Dave está na lista dos mais procurados em pelo menos cinco estados. Esteve em todos os
jornais na época em que se meteu naquele caso de seqüestro mais ou menos uns três anos
atrás. Foi líder de uma gangue de adolescentes no México, trabalhou com tráfico de
drogas como crack e cocaína em Miami e fez parte de um grupo que administrava cerca de
setenta por cento dos prostíbulos da costa oeste. Passou dois anos na cadeia,
conseqüência de um assalto mal sucedido. Ouvi falar que tem pelos menos seis mortes não
creditadas em seu currículo e quatro processos de vitimas de agressão rolando na
justiça. Dizem que dois cartéis colombianos estão à sua procura desde que ele
"desapareceu"com um carregamento de armas vindas do Líbano.
Claro que mais da metade disso tem grandes chances de serem apenas boatos mas, analisando-
se com cuidado o notável currículo de nosso adorável rapaz, pode- se notar facilmente
qual era o ponto crítico na história toda.
O lance é que Dave era o demônio encarnado antes mesmo de se tornar um vampiro. Não
consigo entender ainda o que pode ter dado tão errado em sua vida mas em algum momento
ele deve ter ultrapassado a estreita linha que separa os normais dos completamente insanos
e , quando pensou em voltar, já era tarde demais.
Uma vez que Dave parecia ser a perfeita personificação da Besta em todos os seus
aspectos, seria de se esperar então que o fato de ter se tornado um sanguessuga seria a
gota dágua que faltava para que o copo transbordasse e ele pirasse de vez. Mas não
foi o que aconteceu.
Pelo menos não aparentemente.
Após os rituais, Dave se tornou um homem calmo e discreto. Suas ações eram extremamente
comedidas e planejadas. A disfunção que tanto o atormentara parecia ter sido
completamente curada, encerrando de vez os tremores e alucinações que sofrera em sua
vida mortal. Tornou- se frio e manteve sua indiferença quanto à vida de outros seres
humanos mas, fora isso era um cara como qualquer outro.

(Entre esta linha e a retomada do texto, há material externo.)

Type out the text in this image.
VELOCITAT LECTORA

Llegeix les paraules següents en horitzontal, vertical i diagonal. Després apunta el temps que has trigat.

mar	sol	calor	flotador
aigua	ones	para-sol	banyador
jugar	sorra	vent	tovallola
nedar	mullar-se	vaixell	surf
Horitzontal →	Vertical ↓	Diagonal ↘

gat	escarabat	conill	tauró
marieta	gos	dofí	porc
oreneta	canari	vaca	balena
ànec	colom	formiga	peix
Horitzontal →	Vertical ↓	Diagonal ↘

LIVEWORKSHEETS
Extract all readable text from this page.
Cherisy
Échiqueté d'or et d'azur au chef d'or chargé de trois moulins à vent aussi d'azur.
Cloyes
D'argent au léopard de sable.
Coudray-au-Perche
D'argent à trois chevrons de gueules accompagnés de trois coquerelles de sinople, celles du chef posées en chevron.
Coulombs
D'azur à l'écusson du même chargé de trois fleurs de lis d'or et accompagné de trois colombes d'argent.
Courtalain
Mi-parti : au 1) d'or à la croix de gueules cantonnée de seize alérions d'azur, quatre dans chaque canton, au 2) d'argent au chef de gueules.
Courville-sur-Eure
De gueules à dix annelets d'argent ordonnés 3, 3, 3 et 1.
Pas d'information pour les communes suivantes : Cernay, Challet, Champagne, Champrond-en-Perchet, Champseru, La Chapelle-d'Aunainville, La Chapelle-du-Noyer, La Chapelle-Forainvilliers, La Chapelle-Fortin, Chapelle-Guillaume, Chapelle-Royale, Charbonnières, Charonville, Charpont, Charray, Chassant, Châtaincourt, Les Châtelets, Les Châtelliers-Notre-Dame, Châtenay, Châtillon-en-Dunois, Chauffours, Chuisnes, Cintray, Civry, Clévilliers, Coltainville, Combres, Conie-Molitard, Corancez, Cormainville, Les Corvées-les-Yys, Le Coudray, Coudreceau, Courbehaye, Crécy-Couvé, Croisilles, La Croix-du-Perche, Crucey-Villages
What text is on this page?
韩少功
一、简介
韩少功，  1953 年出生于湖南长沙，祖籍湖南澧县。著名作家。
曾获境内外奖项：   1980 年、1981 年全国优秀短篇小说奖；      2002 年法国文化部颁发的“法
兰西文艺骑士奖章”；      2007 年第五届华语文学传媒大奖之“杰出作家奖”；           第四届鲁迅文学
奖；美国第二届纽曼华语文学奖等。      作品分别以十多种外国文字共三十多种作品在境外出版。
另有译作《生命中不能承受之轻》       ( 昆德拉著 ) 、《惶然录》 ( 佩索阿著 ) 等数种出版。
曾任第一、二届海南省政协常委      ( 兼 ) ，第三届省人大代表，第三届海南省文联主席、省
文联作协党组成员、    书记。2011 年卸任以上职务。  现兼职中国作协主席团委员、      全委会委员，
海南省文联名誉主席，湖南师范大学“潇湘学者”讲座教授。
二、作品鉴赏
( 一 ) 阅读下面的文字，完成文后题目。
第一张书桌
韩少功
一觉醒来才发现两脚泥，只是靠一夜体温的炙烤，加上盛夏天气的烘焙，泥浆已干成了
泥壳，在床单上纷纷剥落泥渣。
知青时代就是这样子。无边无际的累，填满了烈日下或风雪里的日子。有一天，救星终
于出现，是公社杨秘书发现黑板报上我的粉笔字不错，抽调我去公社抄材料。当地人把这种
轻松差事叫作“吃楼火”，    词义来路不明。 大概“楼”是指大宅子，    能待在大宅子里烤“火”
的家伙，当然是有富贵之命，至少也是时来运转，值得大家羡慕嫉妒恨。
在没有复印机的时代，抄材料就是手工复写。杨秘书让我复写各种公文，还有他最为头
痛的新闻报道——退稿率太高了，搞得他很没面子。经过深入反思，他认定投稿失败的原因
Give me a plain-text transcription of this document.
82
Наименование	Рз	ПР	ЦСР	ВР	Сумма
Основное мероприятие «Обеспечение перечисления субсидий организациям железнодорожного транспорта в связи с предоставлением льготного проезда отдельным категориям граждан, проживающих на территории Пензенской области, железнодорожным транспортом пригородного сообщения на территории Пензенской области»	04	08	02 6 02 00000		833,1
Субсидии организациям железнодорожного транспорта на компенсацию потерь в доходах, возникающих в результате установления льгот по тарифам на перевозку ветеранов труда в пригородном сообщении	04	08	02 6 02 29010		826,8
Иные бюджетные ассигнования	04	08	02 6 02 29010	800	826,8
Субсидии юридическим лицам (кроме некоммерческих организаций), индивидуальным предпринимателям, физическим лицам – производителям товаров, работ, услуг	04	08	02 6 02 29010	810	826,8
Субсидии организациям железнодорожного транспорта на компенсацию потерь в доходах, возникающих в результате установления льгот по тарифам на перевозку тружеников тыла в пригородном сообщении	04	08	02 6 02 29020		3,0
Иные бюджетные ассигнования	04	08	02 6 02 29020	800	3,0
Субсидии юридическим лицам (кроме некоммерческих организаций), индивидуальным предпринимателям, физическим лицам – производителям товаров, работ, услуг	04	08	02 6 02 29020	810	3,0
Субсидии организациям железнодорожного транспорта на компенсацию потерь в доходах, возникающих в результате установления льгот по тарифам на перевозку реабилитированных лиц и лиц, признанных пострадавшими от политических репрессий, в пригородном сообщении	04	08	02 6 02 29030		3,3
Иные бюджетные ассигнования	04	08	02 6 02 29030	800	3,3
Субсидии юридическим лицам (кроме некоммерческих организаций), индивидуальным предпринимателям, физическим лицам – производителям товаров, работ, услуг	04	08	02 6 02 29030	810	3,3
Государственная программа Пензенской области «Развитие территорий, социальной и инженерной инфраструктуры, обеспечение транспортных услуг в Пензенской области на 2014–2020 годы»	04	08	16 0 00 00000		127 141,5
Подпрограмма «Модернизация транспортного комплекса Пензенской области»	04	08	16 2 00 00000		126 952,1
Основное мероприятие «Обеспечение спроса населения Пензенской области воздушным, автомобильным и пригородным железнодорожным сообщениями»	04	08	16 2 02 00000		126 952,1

Do tipo que se vê lavando o carro todo domingo à tarde.
-Y-
Jack já estava se acostumando à vida de vampiro e
se divertia com isso. Vi- o mais de uma vez correndo atrás de prostitutas pela madrugada
com as presas e garras expostas, somente para encurralar as desgraçadas e estuprá- las
como jamais teria coragem de fazer em seus tempos de mortal. Por outro lado, os
componentes de sua banda começavam a dar sinais de cansaço quanto a irresponsabilidade e
inaptidão musical de Jack. Certo dia, os três integrantes fizeram um pequena reunião e
resolveram expulsar Jack do grupo.
Na manhã seguinte os três rapazes foram encontrados mortos num beco
próximo ao Live and Let. Na parede estava pixado algo mais ou menos como "Vão pro
Inferno e toquem a canção de Lúcifer. Mandem lembranças minhas ao Senhor das
Trevas."
Dave e Jack haviam se tornado grandes amigos depois do acontecido. Não chegava a ser algo
tão forte como dois irmãos, digamos assim mas era uma coisa bastante significativa para
se passar desapercebida. Era mais ou menos como um sentimento de cumplicidade.
Os dois conquistaram rapidamente um respeito bastante considerável em nosso bando. Não
que todos adorassem aqueles dois mas eles já haviam provado seu valor em combates pela
nossa causa, e isso sempre significou muito entre os nossos. Por isso, cerca de um ano
após o Abraço,meus amigos já eram considerados os dois membros mais importantes de
nossa pequena "família". A dupla dinâmica, como costumavam dizer.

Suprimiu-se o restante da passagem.